B1.1.2 – CARBOHYDRATES: STRUCTURE, FUNCTIONS & VARIETY
📌Definition Table
| Term | Definition |
|---|---|
| Monosaccharide | Single sugar unit with general formula CₙH₂ₙOₙ (e.g., glucose, ribose). |
| Disaccharide | Sugar composed of two monosaccharides joined by a glycosidic bond. |
| Polysaccharide | Large carbohydrate polymer of monosaccharide units linked by glycosidic bonds. |
| Glycosidic Bond | Covalent bond between two monosaccharides formed in a condensation reaction. |
| Isomer | Molecules with the same chemical formula but different structural arrangements. |
| Glycoprotein | Protein with carbohydrate chains attached, often involved in cell recognition. |
📌Introduction
Carbohydrates are organic molecules made of carbon, hydrogen, and oxygen in a 1:2:1 ratio.

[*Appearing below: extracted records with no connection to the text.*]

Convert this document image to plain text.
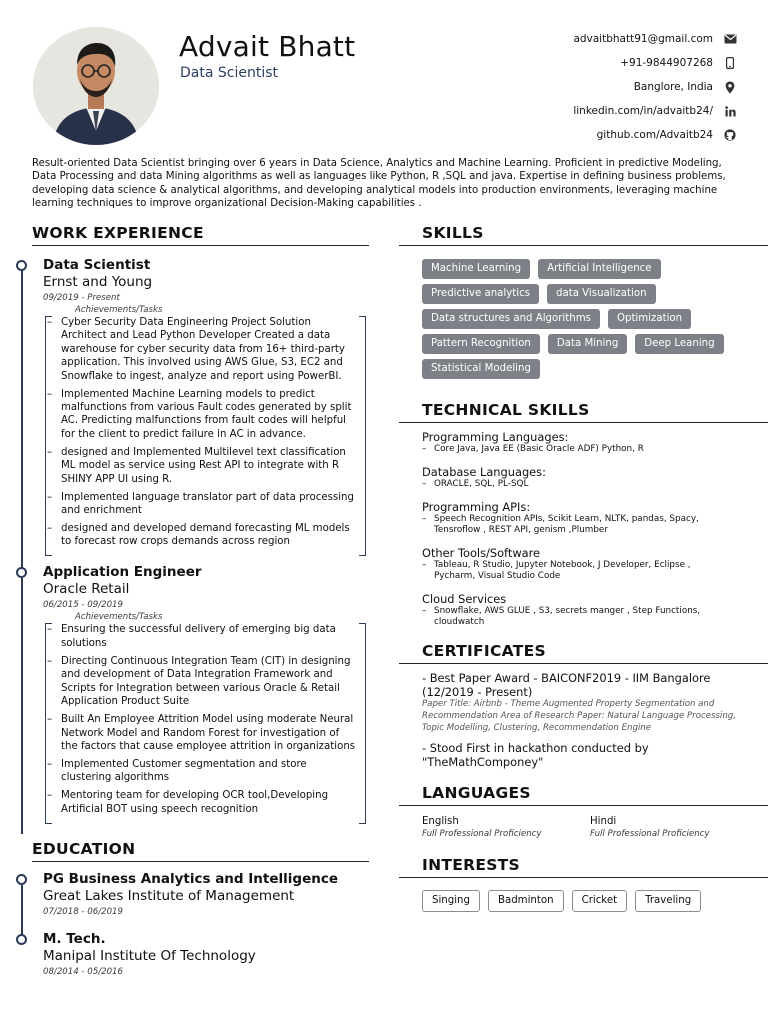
Advait Bhatt
Data Scientist
advaitbhatt91@gmail.com
+91-9844907268
Banglore, India
linkedin.com/in/advaitb24/
github.com/Advaitb24
Result-oriented Data Scientist bringing over 6 years in Data Science, Analytics and Machine Learning. Proficient in predictive Modeling, Data Processing and data Mining algorithms as well as languages like Python, R ,SQL and java. Expertise in defining business problems, developing data science & analytical algorithms, and developing analytical models into production environments, leveraging machine learning techniques to improve organizational Decision-Making capabilities .
WORK EXPERIENCE
Data Scientist
Ernst and Young
09/2019 - Present
Achievements/Tasks
– Cyber Security Data Engineering Project Solution Architect and Lead Python Developer Created a data warehouse for cyber security data from 16+ third-party application. This involved using AWS Glue, S3, EC2 and Snowflake to ingest, analyze and report using PowerBI.
– Implemented Machine Learning models to predict malfunctions from various Fault codes generated by split AC. Predicting malfunctions from fault codes will helpful for the client to predict failure in AC in advance.
– designed and Implemented Multilevel text classification ML model as service using Rest API to integrate with R SHINY APP UI using R.
– Implemented language translator part of data processing and enrichment
– designed and developed demand forecasting ML models to forecast row crops demands across region
Application Engineer
Oracle Retail
06/2015 - 09/2019
Achievements/Tasks
– Ensuring the successful delivery of emerging big data solutions
– Directing Continuous Integration Team (CIT) in designing and development of Data Integration Framework and Scripts for Integration between various Oracle & Retail Application Product Suite
– Built An Employee Attrition Model using moderate Neural Network Model and Random Forest for investigation of the factors that cause employee attrition in organizations
– Implemented Customer segmentation and store clustering algorithms
– Mentoring team for developing OCR tool,Developing Artificial BOT using speech recognition
EDUCATION
PG Business Analytics and Intelligence
Great Lakes Institute of Management
07/2018 - 06/2019
M. Tech.
Manipal Institute Of Technology
08/2014 - 05/2016
SKILLS
Machine Learning	Artificial Intelligence
Predictive analytics	data Visualization
Data structures and Algorithms	Optimization
Pattern Recognition	Data Mining	Deep Leaning
Statistical Modeling
TECHNICAL SKILLS
Programming Languages:
– Core Java, Java EE (Basic Oracle ADF) Python, R
Database Languages:
– ORACLE, SQL, PL-SQL
Programming APIs:
– Speech Recognition APIs, Scikit Learn, NLTK, pandas, Spacy, Tensroflow , REST API, genism ,Plumber
Other Tools/Software
– Tableau, R Studio, Jupyter Notebook, J Developer, Eclipse , Pycharm, Visual Studio Code
Cloud Services
– Snowflake, AWS GLUE , S3, secrets manger , Step Functions, cloudwatch
CERTIFICATES
- Best Paper Award - BAICONF2019 - IIM Bangalore
(12/2019 - Present)
Paper Title: Airbnb - Theme Augmented Property Segmentation and Recommendation Area of Research Paper: Natural Language Processing, Topic Modelling, Clustering, Recommendation Engine
- Stood First in hackathon conducted by "TheMathComponey"
LANGUAGES
English
Full Professional Proficiency
Hindi
Full Professional Proficiency
INTERESTS
Singing	Badminton	Cricket	Traveling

They range from small, soluble monosaccharides to large, insoluble polysaccharides. Carbohydrates serve as energy sources, structural components, and recognition molecules in cells. Variations in structure, such as α- and β-glucose, lead to diverse biological functions.
❤️ CAS Link: Conduct a nutrition awareness project teaching communities how to interpret carbohydrate content on food labels and its link to energy needs.
📌 Monosaccharides
- Basic building blocks of carbohydrates.
- Common examples: glucose, galactose, fructose, ribose.
- α-glucose and β-glucose differ in orientation of hydroxyl group on C1 — critical for polysaccharide structure.
- Highly soluble in water, making them easy for transport in the bloodstream or sap.
- Serve as immediate energy sources in cellular respiration.
- Ribose is a key component of RNA and ATP.
🧠 Examiner Tip: In structural questions, always draw α- and β-glucose accurately — hydroxyl group position on C1 must be correct for marks.
📌 Disaccharides
- Formed by condensation of two monosaccharides.
- Examples:
- Maltose = glucose + glucose
- Sucrose = glucose + fructose
- Lactose = glucose + galactose
- Glycosidic bonds (α-1,4 or β-1,4) determine digestibility and function.
- Soluble but less so than monosaccharides.
- Transport form of sugar in some organisms (e.g., sucrose in plants).
🌍 Real-World Connection: Lactose intolerance is caused by lack of lactase enzyme, leading to gastrointestinal symptoms when lactose remains undigested.
📌 Polysaccharides
- Long chains of monosaccharides linked by glycosidic bonds.
- Starch: Plant energy store — amylose (unbranched helix) and amylopectin (branched).
- Glycogen: Animal energy store, highly branched for rapid glucose release.
- Cellulose: Structural polysaccharide in plant cell walls; β-glucose with alternating orientation for hydrogen bonding.
- Insoluble, making them good for storage or structure.
- Different branching patterns affect digestibility and function.
🌐 EE Focus: An EE could compare enzyme activity on α-linked vs β-linked polysaccharides, exploring implications for digestibility.
📌 Glycoproteins and Recognition
- Carbohydrate chains attached to proteins on cell membranes.
- Play roles in cell recognition, immune responses, and signalling.
- Determine blood types (A, B, AB, O) through surface antigens.
- Pathogens may mimic host glycoproteins to evade immunity.
- Essential in cell–cell adhesion and communication.
- Often involved in receptor–ligand interactions.
🔍 TOK Perspective: How does our classification of carbohydrates by structure reflect human-created categories rather than natural boundaries?